Powieść o łatwej do przejrzenia osnowie łączy w sobie relację, anegdotę, krótkie opisy miejsc, opisy przeżyć wewnętrznych głównego bohatera dramatu, interesujące charakterystyki postaci drugoplanowych. Elementy dowcipne uzupełniane są głębokim liryzmem odczuć. Jak uleczyć duszę? O lekarzu przybyłym do Robnina powiedziano: "Doktor to był dobry, ale tej szkoły, która w człowieku tylko widziała mięso i leczyła mięso. - Sprawy ducha były dlań cale niezrozumiałe..." To samo można powiedzieć o lekarzach weneckich, a nawet rodzinie wybranki. Mimo kostiumu historycznego jest w tych opowieściach jakiś uniwersalizm potencjalnych losów pary składającej się nie tylko z przedstawicieli różnych nacji, ale nawet różnych regionów tego samego kraju. Ktoś powie, że dzisiaj to nieaktualne. Nieprawda, bo takie przeżycia to przypadłość niewielkiej, specyficznej grupy i nawet możliwość szybszego przemieszczania się we współczesnym świecie nic nie pomoże.
______________________
Józef Ignacy Kraszewski, Półdiablę wneckie. Powieść od Adriatyku, wyd. III, s. 164, Wydawnictwo Literackie, Kraków-Wrocław 1985.
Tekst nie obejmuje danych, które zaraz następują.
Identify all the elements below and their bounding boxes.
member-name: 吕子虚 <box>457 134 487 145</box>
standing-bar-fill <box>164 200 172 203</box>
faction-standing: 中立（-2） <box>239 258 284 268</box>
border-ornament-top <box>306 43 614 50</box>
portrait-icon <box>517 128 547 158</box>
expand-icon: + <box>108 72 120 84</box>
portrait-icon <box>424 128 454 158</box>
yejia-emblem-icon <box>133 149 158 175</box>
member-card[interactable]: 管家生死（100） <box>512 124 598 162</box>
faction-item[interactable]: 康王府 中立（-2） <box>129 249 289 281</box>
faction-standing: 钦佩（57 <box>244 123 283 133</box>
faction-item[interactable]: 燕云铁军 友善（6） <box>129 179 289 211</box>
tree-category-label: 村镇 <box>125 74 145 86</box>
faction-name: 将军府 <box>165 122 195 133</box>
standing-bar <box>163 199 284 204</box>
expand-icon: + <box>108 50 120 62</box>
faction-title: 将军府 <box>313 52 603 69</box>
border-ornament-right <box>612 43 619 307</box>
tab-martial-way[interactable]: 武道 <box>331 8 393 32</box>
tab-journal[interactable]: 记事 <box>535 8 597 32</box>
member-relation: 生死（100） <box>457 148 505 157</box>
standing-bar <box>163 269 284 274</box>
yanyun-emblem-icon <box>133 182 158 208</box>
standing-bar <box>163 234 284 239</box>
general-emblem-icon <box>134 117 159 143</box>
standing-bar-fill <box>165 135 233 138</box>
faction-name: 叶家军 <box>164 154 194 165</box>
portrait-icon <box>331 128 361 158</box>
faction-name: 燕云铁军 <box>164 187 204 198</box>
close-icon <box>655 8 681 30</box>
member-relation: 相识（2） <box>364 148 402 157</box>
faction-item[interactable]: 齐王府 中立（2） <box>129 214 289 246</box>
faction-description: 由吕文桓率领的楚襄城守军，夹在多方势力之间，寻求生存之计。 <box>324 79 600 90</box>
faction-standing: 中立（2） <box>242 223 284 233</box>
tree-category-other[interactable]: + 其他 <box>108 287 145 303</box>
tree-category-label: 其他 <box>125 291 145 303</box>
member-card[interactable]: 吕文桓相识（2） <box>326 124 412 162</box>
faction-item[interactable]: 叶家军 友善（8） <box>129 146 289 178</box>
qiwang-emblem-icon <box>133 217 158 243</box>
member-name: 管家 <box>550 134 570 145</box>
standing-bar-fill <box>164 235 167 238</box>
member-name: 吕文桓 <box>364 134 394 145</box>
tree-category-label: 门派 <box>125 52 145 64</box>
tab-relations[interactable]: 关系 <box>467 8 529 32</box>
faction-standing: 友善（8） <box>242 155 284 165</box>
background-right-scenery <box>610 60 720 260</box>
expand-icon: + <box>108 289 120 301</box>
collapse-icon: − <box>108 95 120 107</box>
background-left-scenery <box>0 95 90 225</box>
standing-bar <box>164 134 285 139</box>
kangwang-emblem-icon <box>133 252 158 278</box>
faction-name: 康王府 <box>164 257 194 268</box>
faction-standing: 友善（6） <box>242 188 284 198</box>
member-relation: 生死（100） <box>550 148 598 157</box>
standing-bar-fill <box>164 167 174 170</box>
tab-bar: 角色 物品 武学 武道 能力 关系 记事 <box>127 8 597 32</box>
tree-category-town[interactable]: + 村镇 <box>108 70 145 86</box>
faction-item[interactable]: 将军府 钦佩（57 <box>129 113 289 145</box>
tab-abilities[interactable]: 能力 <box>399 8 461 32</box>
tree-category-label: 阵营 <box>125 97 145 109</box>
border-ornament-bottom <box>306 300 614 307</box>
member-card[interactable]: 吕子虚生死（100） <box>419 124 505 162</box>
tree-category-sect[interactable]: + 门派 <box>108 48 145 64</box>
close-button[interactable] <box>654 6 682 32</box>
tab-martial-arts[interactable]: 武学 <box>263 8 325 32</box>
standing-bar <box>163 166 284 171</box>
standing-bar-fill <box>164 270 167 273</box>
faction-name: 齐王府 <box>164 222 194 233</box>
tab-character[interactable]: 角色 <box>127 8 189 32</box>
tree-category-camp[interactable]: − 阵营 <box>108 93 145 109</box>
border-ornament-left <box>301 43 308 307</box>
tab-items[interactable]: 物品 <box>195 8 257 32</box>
1 Wart przytoczenia jest komentarz do wyglądu ciotki bohaterki, Anunziaty, podżyłej niewiasty. "Podobnych spotyka się wiele i w Wenecji, i po całych Włoszech, gdzie kobieta dojrzewa prędko, starzeje wcześnie i brzydnie niesłychanie. Zdaje się, że za karę może, te, które słynęły niegdyś z piękności, stają się potem najpoczwarniejsze." Tamże, s. 31. Po odbytej podróży odnotowanej w Kartkach z podróży Kraszewski mógł sobie pozwolić na takie obserwacje.

1 komentarz:

  1. Ależ dziś urodzaj na notki:). Bardzo zachęcający tekst, a cytat o suchotnikach - przedni:).